Monday, January 6, 2014

My New Truth about Motherhood

Today I found out I am pregnant again. My body will once again create life. Am I excited? Yes! We are over the moon and thankful to be so blessed. We call everyone and tell the good news. The joy for me is somewhat short lived for as I look at myself in the mirror that night a fear creeps into my thoughts. I look at myself and wonder what will this baby do to my body? Will I bounce back as quickly as I did with my first?

This worry followed me my entire pregnancy as I grew bigger and bigger. I did think of the miracle growing inside me and that I was literally creating a new life. I knew it was a wondrous thing but my worries of what would happen to my body continued.

The day came that our Lil boy would be born. I weighed 152 pounds, my stomach had stretched outwards to its limits, and my hips had widened significantly. I had stretch marks and my belly button was strangely shaped. I labored for 8 hours and into the world he came weighing 8lbs and 9oz, Screaming and full of life. I did that, I created him. I held him close and gave him the nourishment he needed. I was so happy.

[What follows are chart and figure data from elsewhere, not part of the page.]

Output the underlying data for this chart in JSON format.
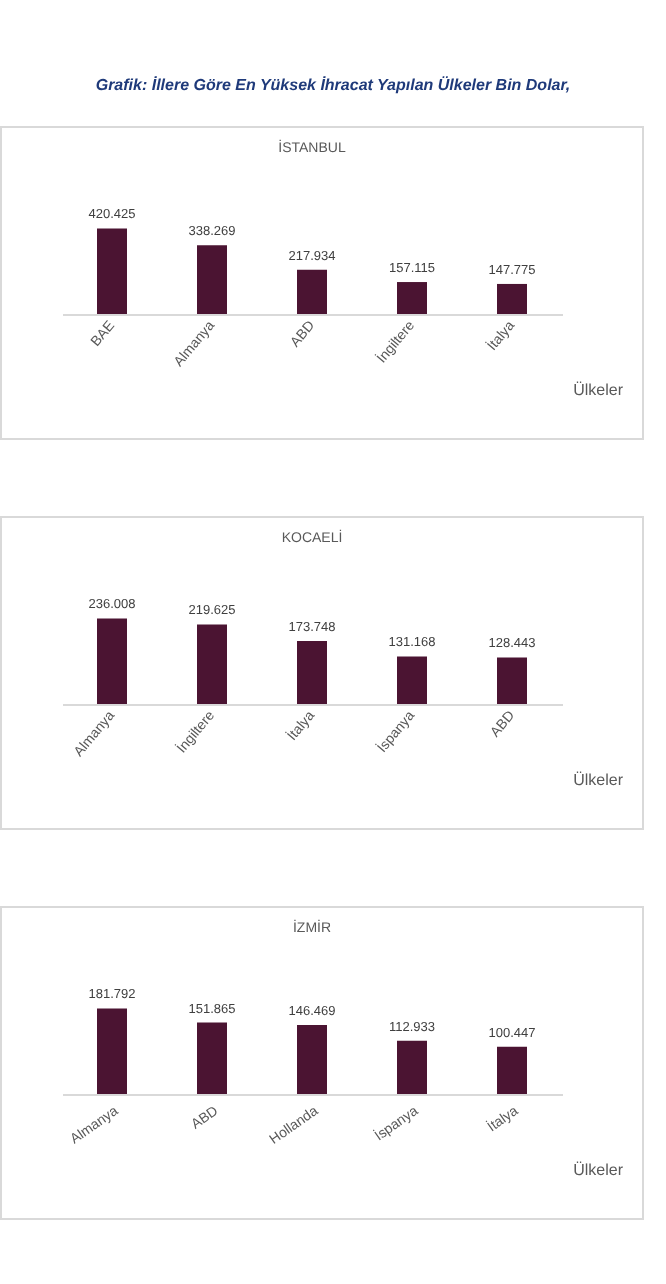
{
  "chart_data": [
    {
      "type": "bar",
      "title": "İSTANBUL",
      "xlabel": "Ülkeler",
      "annotations": [
        "Grafik: İllere Göre En Yüksek İhracat Yapılan Ülkeler Bin Dolar,"
      ],
      "categories": [
        "BAE",
        "Almanya",
        "ABD",
        "İngiltere",
        "İtalya"
      ],
      "values": [
        420425,
        338269,
        217934,
        157115,
        147775
      ],
      "value_labels": [
        "420.425",
        "338.269",
        "217.934",
        "157.115",
        "147.775"
      ],
      "color": "#4b1432"
    },
    {
      "type": "bar",
      "title": "KOCAELİ",
      "xlabel": "Ülkeler",
      "categories": [
        "Almanya",
        "İngiltere",
        "İtalya",
        "İspanya",
        "ABD"
      ],
      "values": [
        236008,
        219625,
        173748,
        131168,
        128443
      ],
      "value_labels": [
        "236.008",
        "219.625",
        "173.748",
        "131.168",
        "128.443"
      ],
      "color": "#4b1432"
    },
    {
      "type": "bar",
      "title": "İZMİR",
      "xlabel": "Ülkeler",
      "categories": [
        "Almanya",
        "ABD",
        "Hollanda",
        "İspanya",
        "İtalya"
      ],
      "values": [
        181792,
        151865,
        146469,
        112933,
        100447
      ],
      "value_labels": [
        "181.792",
        "151.865",
        "146.469",
        "112.933",
        "100.447"
      ],
      "color": "#4b1432"
    }
  ]
}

The next few days I spent in comfy jammies and recovered comfortably. All the while I continued to measure my weight loss and study my stomach wondering if the stretch marks would fade or if my belly button would ever look normal again. All the while I feared my body would look different.
I worried my husband may not find me as attractive as he once did. That my breasts would fill to nourish and help our baby grow and then deflate to become something he would no longer desire. That my stomach would stay soft and that my stretch marks would never fade. I feared that my body would never again be what society considered perfect.

And then I read this blog someone shared on my facebook page.
http://weseekjoy.blogspot.com/2013/12/babies-ruin-bodies.html

A blog that was so inspirational it made me stop and realize what I was doing to myself. She spoke of societies expectations and that pregnancy was now not just about a new life but about the "ruin" of a woman's body. This woman changed how I saw everything. My body was not ruined my body was changed yes, but for the better.

 I do not know when we started seeing our bodies in this skewed way after pregnancy but I want it to stop. I want women to see themselves as they should! We are amazing, we are the reason man kind survives. Our bodies are made to change the world and instead of embracing the glorious changes pregnancy brings we try to hide them. we diet and use creams and lotions to no avail. And for what to prove that our beautiful children never grew there? I don't want to erase that memory any longer. I embrace my new body with a new found confidence. When I look in the mirror now I don't see ruin, I see proof of my amazing abilities.

 I am healthy, I am strong, and I am a mother.